そんな僕が変わるきっかけとなったものは、大学生の頃始めた音楽です。幼い頃から教会で歌や奏楽に触れていたため、音楽自体に興味はあったものの、気恥ずかしさから一歩踏み出せない状態にいました。ですが、何故かその時は固い意志を持って楽器を手に取る事が出来たのです。
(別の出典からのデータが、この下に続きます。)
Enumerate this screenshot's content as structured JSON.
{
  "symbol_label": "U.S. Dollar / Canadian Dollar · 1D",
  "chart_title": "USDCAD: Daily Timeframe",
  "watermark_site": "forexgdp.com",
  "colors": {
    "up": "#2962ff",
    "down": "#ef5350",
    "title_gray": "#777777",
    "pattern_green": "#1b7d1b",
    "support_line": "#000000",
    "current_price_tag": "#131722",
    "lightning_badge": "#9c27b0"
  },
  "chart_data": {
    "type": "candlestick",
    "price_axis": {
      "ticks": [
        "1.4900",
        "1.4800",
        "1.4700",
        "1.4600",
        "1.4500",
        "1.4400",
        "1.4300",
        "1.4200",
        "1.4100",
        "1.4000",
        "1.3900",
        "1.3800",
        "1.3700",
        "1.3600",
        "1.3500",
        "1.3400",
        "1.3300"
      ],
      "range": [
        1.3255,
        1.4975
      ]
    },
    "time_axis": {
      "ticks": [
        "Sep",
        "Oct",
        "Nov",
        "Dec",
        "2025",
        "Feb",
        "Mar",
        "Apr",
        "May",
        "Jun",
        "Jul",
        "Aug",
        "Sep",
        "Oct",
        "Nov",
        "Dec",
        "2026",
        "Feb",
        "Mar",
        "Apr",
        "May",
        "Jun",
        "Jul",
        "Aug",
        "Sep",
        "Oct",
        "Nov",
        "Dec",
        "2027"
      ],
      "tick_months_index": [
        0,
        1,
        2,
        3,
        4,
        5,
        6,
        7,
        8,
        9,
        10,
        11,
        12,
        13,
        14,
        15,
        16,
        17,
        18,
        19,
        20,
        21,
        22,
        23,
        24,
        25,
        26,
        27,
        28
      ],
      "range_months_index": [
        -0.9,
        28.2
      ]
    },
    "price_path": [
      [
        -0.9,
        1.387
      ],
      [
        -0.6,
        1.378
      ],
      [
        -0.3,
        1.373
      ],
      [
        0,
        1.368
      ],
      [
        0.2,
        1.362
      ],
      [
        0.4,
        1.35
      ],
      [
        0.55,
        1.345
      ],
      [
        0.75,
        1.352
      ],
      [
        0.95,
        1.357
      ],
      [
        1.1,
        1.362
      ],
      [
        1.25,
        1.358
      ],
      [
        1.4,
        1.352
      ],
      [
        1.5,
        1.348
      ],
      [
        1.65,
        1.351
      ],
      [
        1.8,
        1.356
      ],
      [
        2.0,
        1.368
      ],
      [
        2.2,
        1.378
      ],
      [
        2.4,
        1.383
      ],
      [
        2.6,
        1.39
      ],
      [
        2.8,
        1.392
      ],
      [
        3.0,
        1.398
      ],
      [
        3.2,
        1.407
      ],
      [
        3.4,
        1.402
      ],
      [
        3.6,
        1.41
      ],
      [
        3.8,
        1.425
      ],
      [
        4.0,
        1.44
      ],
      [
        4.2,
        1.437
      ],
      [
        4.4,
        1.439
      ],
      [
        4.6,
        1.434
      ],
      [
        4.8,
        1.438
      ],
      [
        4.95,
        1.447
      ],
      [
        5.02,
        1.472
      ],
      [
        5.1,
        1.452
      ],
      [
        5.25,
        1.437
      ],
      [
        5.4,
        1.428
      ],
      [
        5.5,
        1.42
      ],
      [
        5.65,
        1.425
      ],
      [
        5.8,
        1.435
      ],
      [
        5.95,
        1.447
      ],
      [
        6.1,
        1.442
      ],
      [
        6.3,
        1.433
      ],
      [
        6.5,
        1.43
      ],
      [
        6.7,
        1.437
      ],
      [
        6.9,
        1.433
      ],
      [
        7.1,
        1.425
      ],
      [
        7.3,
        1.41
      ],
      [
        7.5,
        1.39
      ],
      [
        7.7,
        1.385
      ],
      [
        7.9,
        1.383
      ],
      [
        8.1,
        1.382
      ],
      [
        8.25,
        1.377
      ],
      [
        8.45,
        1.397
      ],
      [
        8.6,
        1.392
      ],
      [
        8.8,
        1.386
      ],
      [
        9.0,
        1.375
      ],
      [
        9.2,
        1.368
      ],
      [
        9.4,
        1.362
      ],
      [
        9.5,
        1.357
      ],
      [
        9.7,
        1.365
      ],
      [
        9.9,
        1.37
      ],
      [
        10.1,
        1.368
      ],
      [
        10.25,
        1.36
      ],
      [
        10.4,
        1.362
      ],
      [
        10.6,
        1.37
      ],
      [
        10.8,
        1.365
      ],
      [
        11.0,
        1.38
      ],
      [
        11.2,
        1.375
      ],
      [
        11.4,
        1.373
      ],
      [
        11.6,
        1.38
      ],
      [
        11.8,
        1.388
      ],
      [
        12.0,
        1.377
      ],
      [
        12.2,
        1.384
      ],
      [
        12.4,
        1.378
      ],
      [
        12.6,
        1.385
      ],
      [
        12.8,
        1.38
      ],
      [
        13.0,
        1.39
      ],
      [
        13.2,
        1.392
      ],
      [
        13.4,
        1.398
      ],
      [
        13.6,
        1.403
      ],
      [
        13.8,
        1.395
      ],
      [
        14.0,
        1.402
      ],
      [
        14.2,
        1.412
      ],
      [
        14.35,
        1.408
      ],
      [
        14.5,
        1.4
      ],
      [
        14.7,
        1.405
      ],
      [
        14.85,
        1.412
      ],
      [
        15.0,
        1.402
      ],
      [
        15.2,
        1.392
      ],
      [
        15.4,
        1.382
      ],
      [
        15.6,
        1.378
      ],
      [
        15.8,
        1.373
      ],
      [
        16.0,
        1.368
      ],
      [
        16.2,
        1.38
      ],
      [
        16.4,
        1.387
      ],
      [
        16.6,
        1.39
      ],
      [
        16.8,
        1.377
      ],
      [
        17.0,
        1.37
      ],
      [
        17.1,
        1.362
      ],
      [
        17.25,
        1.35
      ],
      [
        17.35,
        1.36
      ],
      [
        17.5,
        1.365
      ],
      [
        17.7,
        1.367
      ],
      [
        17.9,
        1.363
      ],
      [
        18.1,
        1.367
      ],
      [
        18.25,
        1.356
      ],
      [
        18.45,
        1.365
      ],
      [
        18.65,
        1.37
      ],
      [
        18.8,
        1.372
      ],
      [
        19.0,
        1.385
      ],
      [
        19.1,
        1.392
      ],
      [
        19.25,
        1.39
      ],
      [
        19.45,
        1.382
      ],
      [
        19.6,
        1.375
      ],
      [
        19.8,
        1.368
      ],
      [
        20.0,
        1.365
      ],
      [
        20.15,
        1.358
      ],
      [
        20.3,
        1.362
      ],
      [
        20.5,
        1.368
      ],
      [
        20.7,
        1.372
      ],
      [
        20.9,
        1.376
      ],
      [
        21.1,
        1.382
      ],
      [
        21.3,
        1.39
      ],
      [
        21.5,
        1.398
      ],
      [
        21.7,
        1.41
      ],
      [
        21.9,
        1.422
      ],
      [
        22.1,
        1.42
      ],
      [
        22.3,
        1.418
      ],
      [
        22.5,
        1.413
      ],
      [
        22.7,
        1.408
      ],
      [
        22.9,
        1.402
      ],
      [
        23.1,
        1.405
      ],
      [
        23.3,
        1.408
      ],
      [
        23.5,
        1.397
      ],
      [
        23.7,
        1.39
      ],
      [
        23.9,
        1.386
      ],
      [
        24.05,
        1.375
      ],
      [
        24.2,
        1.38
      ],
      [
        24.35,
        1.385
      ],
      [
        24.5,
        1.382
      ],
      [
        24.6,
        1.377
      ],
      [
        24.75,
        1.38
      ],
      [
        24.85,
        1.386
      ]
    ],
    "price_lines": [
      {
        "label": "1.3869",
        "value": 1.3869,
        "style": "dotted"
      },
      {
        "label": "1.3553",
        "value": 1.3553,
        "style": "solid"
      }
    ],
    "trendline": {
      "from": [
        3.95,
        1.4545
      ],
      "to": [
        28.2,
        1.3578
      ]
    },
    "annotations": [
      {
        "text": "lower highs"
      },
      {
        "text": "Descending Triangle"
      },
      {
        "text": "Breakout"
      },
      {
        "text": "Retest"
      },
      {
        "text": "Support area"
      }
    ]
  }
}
そして、教会でも憧れだった奏楽の奉仕を与えられるようになったのですが、逆に、当時の僕にとってはそれが想像以上の重荷となっていきました。技術的な問題もありましたが、それ以前に、会堂中に響く音で演奏をすることが、今まで押し隠していた自分をさらけだすような感覚であることに気が付き、抵抗を覚えるようになったからです。そうやって、悩むようになっていた頃からでした。聖書の言葉や、礼拝で語られる先生のメッセージが響いて鳴り止まない、という経験を何度もするようになりました。今まで他人事のように聞いていた言葉が、自分に向けてのものだと思えるようになりました。

 

 『ところが、主が言われた、「わたしの恵みはあなたに対して十分である。わたしの力は弱いところに完全にあらわれる」。それだから、キリストの力がわたしに宿るように、むしろ、喜んで自分の弱さを誇ろう。』                          コリント人への第二の手紙 12:9

 

神様が、僕の双子の兄弟であった彼を先に引き上げられたのは悲しい事実ではありますが、同時に弱い僕を選んで用いて下さったという事実でもあります。これからの僕は、神様に愛されている事実に胸を張って、笑顔で賛美を捧げていきたいです。